Когда Тимишев скрылся за домом, старший Арачаев сказал своему младшему брату:
— Ты что, хочешь, чтобы наш род весь истребили? Держи язык за зубами, и свои гневные порывы тоже… Не то время… Они еще потреплют нас. У них сила, за ними власть.
Встретил и проводил председатель ревкома Арачаева, как и положено старшего, вежливо и учтиво, однако разговор вел сухой, твердый, властный.
После недолгой, чисто протокольной, беседы, напоминавшей мулле допросы в тюрьме, Солсаев спросил, умеет ли Баки-Хаджи писать и читать по-русски.
— Нет, только по-арабски, — ответил тихо мулла, исподлобья глядя на молодого начальника.
— Лучше бы ты русскому учился, — говорил Солсаев, закуривая при старшем папиросу и что-то быстро записывая на пожелтевшем по сырости листке помятой бумаги.

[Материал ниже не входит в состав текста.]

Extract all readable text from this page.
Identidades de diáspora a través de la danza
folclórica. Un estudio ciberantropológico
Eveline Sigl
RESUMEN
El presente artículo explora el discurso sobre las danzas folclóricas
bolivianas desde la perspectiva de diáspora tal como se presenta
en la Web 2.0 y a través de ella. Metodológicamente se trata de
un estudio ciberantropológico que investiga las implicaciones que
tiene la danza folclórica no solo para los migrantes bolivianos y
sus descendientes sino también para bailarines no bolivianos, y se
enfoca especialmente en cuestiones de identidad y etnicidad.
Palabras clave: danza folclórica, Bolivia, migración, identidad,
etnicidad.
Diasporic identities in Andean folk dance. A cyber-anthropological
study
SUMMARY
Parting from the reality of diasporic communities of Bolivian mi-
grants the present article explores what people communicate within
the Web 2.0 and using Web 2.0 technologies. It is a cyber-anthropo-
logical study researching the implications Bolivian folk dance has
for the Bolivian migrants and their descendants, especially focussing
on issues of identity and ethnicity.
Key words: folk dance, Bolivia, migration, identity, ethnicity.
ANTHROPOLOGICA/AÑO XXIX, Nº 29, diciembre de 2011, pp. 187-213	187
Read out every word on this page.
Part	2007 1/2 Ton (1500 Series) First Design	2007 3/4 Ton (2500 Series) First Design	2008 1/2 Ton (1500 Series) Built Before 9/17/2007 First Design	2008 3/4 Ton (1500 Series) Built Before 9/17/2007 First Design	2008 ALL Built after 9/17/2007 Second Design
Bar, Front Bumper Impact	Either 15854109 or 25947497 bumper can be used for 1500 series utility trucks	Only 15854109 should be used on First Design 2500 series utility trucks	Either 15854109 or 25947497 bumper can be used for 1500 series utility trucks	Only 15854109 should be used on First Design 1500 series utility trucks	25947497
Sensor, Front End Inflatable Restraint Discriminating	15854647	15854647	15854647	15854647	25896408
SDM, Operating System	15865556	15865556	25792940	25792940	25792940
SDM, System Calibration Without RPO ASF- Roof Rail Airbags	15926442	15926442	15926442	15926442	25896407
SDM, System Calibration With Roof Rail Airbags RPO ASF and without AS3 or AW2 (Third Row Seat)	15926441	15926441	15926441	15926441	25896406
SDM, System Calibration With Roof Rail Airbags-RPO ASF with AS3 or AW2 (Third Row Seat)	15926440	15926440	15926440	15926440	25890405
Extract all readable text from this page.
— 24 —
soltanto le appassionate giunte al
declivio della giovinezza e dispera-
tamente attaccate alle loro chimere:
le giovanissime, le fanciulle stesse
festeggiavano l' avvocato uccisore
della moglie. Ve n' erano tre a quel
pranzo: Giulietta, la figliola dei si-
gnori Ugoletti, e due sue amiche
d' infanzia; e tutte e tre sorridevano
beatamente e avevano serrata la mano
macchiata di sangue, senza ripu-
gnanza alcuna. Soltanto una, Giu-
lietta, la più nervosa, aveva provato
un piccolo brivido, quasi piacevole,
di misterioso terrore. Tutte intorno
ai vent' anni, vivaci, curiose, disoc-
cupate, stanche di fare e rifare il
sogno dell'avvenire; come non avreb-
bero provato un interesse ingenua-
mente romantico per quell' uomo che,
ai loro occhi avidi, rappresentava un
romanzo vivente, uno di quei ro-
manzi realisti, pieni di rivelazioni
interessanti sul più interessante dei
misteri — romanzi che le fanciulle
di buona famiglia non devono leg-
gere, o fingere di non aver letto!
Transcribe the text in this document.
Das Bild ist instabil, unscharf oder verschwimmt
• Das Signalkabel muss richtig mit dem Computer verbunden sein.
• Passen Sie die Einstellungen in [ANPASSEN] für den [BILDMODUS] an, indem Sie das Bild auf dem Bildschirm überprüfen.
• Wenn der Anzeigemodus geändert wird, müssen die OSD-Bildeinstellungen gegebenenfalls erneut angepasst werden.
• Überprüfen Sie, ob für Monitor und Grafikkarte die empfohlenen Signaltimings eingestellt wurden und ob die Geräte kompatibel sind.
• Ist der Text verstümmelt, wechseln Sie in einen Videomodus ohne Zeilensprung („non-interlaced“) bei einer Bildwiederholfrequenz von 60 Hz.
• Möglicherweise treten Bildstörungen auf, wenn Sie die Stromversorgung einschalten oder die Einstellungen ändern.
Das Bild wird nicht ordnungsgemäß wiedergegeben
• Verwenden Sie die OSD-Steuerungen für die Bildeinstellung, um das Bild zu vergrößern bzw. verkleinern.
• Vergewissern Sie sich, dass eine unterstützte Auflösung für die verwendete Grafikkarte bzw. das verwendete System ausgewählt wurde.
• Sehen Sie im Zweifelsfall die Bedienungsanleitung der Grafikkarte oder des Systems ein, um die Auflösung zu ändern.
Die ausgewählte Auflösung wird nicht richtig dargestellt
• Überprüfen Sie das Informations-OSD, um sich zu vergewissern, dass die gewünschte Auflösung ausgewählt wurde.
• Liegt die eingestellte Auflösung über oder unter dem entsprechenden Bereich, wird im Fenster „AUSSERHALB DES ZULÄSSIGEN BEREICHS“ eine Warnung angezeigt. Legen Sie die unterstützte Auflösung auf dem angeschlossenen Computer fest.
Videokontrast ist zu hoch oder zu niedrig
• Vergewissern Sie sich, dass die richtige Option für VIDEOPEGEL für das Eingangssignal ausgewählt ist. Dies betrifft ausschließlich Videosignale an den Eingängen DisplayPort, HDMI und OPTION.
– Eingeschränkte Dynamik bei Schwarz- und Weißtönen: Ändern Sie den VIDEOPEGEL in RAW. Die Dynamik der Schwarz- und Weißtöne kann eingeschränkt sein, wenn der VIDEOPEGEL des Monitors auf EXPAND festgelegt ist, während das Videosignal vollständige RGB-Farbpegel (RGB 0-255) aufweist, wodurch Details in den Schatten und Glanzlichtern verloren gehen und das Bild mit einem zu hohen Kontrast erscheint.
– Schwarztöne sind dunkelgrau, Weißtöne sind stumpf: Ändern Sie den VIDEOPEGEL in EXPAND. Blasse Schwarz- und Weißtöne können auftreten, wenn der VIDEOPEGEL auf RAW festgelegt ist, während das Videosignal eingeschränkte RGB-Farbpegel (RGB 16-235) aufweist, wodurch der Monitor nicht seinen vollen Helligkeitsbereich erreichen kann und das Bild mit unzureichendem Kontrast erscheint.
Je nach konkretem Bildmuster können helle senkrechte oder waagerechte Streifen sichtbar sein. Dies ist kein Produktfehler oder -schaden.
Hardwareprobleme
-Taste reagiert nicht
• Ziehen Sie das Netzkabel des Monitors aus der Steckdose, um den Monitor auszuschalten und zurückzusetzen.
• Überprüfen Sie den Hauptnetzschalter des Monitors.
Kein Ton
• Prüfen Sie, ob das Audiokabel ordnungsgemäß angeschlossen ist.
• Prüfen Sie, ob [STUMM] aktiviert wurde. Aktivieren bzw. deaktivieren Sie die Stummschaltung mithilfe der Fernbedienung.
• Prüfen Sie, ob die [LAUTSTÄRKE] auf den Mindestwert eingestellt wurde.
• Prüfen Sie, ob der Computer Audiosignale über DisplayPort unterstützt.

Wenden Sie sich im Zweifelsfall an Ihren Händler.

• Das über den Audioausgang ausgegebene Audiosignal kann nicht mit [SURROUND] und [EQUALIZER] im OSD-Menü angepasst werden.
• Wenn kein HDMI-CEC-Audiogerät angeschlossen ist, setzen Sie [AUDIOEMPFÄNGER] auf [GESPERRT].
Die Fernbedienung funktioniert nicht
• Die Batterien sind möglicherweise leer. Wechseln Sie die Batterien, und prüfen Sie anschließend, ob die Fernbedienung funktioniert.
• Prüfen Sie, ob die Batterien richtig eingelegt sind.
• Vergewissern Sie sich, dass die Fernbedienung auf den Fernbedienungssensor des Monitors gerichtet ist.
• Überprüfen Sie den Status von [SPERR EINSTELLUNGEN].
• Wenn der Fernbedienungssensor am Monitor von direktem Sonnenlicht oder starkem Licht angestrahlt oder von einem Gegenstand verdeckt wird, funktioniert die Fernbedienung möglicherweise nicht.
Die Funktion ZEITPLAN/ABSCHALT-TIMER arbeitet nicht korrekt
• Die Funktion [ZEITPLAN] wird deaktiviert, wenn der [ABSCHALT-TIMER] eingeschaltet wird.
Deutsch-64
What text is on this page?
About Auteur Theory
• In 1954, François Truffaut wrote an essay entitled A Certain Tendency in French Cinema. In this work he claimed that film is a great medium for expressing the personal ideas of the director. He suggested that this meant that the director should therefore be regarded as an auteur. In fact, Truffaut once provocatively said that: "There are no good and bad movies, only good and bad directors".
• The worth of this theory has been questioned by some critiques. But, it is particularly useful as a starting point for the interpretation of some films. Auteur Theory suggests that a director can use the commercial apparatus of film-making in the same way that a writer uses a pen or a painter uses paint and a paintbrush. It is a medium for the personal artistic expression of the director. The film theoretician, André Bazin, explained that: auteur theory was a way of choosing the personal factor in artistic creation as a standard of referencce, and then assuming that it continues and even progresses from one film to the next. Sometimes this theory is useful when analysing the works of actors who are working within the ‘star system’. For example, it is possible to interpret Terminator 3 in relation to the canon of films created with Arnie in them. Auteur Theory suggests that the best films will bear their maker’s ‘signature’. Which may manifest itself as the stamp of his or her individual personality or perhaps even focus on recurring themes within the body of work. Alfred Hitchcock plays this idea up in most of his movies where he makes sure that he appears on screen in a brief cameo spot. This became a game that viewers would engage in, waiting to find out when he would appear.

Не знал председатель ревкома, что Баки-Хаджи в это время думал. «Лучше бы ты — парень молодой, да грамотный, у себя дома сидел, а не к нам в горы приезжал порядки устраивать… Мать, говорят, у него бедная женщина, старенькая, простая… Да что поделаешь, если такого сына воспитала… У нас тоже горе…»
Поздно ночью, когда аул погрузился в сон, в доме Баки-Хаджи собрались ближайшие родственники, мужчины.
— Цанка позовите тоже, — сказал мулла, оглядев присутствующих.
— Он спит, юн он еще, — ответил кто-то.
— Нет, уже не юн. Его отца убили, а ему уже двадцать… Кровь прощать нельзя.
Вскоре появился заспанный Цанка. Молчаливая задумчивость родственников освежила его взгляд. Все ждали, что скажет старший.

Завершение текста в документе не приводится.